Pensions: all you need to know

  • Pension rules what are they?
  • Are annuities still worth it?
  • Help with finding lost pensions
  • Your pension pot options
In this guide: The pension rules, how workplace, state & personal pensions work & retirement planning

Pensions Glossary

Discussion about pensions may often appear overly complicated and involved, not least because of the number of unfamiliar technical terms that are widely used.

The following jargon-busting glossary is our quick guide to some of the terms you are most likely to encounter:

  • State Pension
    • This is the pension to which you are entitled if you have made National Insurance contributions for a prescribed, minimum number of years;

      Although the earliest you may qualify for payments of a State Pension is 65 (60 for women), both of these are being raised in the very near future;

  • Personal or Private Pensions
    • Just as the term suggests, this is a private pension scheme, entirely separate from your National Insurance contributions and the State Pension which follows;

      Private or personal pensions are tax-free money purchase plans which you may set up independently of any scheme operated by your employer

  • Workplace or Company Pensions
    • Also called occupational pensions, these are run by your employer as part of the overall remuneration package you receive for the job;

      Both you and your employer contribute to a pension fund which becomes available for withdrawal at an agreed retirement age and the government also contributes to the benefits by way of tax relief on payments you make to your workplace pension scheme

  • Final Salary Pension Schemes

      Just as the term suggests, this refers to a once quite widespread type of pension scheme in which the amount of your pension is related to the final salary you were earning immediately before you took retirement;

      Although many are still in payment, it is increasingly rare for those in work to be offered any such scheme – simply because they are so expensive for pension funds to provide.

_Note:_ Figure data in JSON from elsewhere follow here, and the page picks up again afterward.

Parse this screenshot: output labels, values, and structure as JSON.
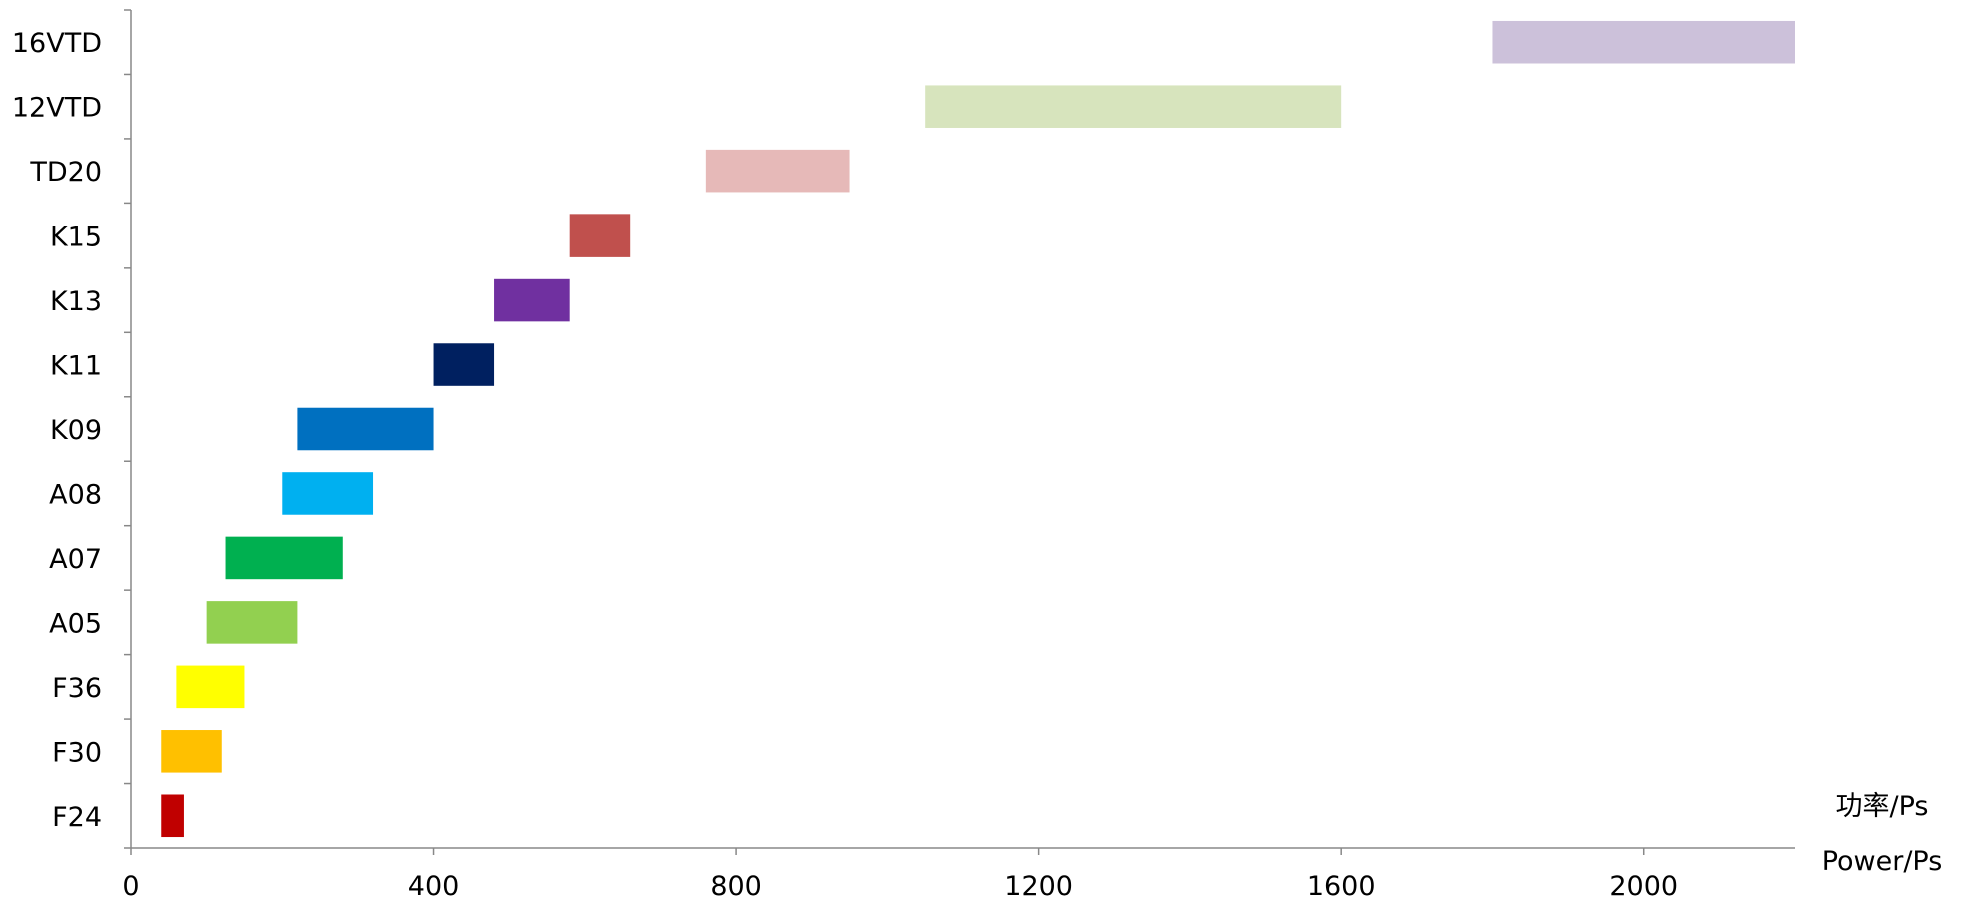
{
  "chart_data": {
    "type": "bar",
    "orientation": "horizontal-range",
    "categories": [
      "F24",
      "F30",
      "F36",
      "A05",
      "A07",
      "A08",
      "K09",
      "K11",
      "K13",
      "K15",
      "TD20",
      "12VTD",
      "16VTD"
    ],
    "ranges": [
      [
        40,
        70
      ],
      [
        40,
        120
      ],
      [
        60,
        150
      ],
      [
        100,
        220
      ],
      [
        125,
        280
      ],
      [
        200,
        320
      ],
      [
        220,
        400
      ],
      [
        400,
        480
      ],
      [
        480,
        580
      ],
      [
        580,
        660
      ],
      [
        760,
        950
      ],
      [
        1050,
        1600
      ],
      [
        1800,
        2200
      ]
    ],
    "colors": [
      "#C00000",
      "#FFC000",
      "#FFFF00",
      "#92D050",
      "#00B050",
      "#00B0F0",
      "#0070C0",
      "#002060",
      "#7030A0",
      "#C0504D",
      "#E6B9B8",
      "#D7E4BD",
      "#CCC1DA"
    ],
    "xlim": [
      0,
      2200
    ],
    "xticks": [
      "0",
      "400",
      "800",
      "1200",
      "1600",
      "2000"
    ],
    "xtick_values": [
      0,
      400,
      800,
      1200,
      1600,
      2000
    ],
    "xlabel_cn": "功率/Ps",
    "xlabel_en": "Power/Ps",
    "grid": false,
    "legend": "none"
  }
}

  • Money Purchase Pension Plans

      These do not rely upon your final salary at work, but instead relate directly to the contributions made to a pension pot by you and your employer;

      For that reason, they are also known as defined contribution plans;

      The amount of pension you eventually receive is determined by the total amount that has been contributed and the performance of the investments made by the pension fund managers

  • Stakeholder Pension Plans

      Stakeholder pensions are a specific variety of personal pension plan, to which you make your own private contributions;

      With a stakeholder scheme, however, there are government regulations limiting the amount of fees and charges that may be raised by the pension fund managers and other rules governing security of and access to the fund

  • Pension Release

      Also known as pension “unlocking” this typically refers to attempts to access and withdraw funds from your pension pot before you reach the age of 55;

      55 is the age at which you are legally entitled to access your pension funds, although the rules of a particular workplace, personal or stakeholder scheme may set the qualifying age somewhat later – say, 60 or 65;

      Although methods exist for accessing the future value of your pension fund before you reach the age of 55, there are frequent warnings – not least from the financial services regulator, the Financial Conduct Authority (FCA) - about the costs you may face in early release of the funds, including your tax liabilities. That is why seeking specialist pensions advice is always recommended.